Two major distinctions in therapy
One major way to cope with adversity is translative practice: giving a new and different meaning to what’s happening to you. This practice has value to the extent that it helps see things in a sweeter light. When someone is ill, or there is loss of life or love or major devastation, part of the human suffering is not making sense of it all. Re-framing the story around the pain and suffering makes it easier to swallow.

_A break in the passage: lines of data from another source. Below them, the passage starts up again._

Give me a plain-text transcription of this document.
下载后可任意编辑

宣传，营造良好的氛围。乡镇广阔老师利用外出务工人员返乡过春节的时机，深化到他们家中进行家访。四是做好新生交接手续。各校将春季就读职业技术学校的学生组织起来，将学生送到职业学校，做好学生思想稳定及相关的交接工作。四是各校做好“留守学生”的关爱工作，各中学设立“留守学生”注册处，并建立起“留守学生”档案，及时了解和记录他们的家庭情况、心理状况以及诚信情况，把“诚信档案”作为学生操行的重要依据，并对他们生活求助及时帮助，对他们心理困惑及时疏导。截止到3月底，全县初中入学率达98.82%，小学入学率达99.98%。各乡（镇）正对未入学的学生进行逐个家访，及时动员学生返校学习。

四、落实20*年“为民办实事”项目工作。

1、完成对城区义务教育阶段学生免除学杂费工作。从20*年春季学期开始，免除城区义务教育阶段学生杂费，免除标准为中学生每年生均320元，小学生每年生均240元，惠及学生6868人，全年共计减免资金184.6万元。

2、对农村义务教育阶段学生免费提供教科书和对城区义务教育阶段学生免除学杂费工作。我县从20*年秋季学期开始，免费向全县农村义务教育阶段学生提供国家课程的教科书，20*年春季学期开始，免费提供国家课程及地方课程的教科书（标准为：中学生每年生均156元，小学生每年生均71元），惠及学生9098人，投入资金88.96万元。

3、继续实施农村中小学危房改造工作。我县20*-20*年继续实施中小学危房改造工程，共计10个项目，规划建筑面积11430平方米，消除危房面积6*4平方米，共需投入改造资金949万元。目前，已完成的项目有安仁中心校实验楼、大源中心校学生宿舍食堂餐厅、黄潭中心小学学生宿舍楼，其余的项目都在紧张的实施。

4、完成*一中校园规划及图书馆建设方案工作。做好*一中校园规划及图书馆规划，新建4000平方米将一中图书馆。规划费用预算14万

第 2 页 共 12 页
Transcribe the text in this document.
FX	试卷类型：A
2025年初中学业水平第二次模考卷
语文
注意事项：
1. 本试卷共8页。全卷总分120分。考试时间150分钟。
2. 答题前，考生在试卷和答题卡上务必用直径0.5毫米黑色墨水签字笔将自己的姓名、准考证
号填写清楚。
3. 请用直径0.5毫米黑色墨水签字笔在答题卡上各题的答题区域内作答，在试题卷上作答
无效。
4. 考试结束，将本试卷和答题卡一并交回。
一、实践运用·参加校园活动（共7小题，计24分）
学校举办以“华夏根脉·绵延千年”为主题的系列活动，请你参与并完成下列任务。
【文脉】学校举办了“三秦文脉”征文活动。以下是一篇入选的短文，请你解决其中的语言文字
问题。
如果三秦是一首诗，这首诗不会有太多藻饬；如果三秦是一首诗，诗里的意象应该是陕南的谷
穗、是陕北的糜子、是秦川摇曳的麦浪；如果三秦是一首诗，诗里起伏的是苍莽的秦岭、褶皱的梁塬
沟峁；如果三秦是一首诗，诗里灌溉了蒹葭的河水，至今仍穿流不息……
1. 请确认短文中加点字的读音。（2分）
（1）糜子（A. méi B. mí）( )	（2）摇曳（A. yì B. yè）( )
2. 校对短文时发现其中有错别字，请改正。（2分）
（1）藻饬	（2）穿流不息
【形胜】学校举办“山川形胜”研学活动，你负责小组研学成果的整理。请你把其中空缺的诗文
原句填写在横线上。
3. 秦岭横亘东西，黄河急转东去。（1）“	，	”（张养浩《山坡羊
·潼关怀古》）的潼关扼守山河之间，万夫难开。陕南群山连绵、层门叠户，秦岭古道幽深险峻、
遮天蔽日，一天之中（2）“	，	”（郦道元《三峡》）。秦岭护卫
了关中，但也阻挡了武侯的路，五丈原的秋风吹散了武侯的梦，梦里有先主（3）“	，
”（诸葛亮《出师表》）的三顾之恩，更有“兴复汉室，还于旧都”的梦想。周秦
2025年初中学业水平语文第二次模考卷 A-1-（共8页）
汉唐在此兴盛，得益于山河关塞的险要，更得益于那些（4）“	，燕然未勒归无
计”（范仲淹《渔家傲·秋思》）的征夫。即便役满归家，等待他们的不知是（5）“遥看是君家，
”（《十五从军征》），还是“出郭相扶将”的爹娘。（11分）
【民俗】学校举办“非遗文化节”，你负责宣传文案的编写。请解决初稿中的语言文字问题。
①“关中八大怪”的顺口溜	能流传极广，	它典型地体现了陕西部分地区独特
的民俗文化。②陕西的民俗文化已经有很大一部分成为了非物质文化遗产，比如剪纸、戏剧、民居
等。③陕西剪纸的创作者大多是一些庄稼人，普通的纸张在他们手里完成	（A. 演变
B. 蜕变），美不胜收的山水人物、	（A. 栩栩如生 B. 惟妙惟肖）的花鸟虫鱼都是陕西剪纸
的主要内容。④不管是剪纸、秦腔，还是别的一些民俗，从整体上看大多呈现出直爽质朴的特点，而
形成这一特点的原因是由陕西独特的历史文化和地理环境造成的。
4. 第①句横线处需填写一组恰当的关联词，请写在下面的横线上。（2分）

But it doesn’t really change your worldviews. Genuine change stems from transformative practices. Transformation means transcendence, or evolving beyond who you are now, to the next level. You know you have been evolving when you have expanded in your capacity to care for more beings than before, or when any of your lines of intelligence (cognitive, emotional, social, moral, spiritual, aesthetic, psycho-sexual, kinesthetic, artistic etc) is at a higher level than before. You also evolve with the skills you acquire.
Translative therapies or practices do not require that you change. You can stay the same as you are, but change the story you are telling yourself about events. Genuine transformation requires taking some kind of action, like, for instance, the practice of taking more and more perspectives.
The good news is that transcending the self to the next level is there to stay, and no-one can take it away from you. Stages, or levels of development are like structure floors in a building: they build on each other, and once you’re there, you’ve earned it, and it’s yours.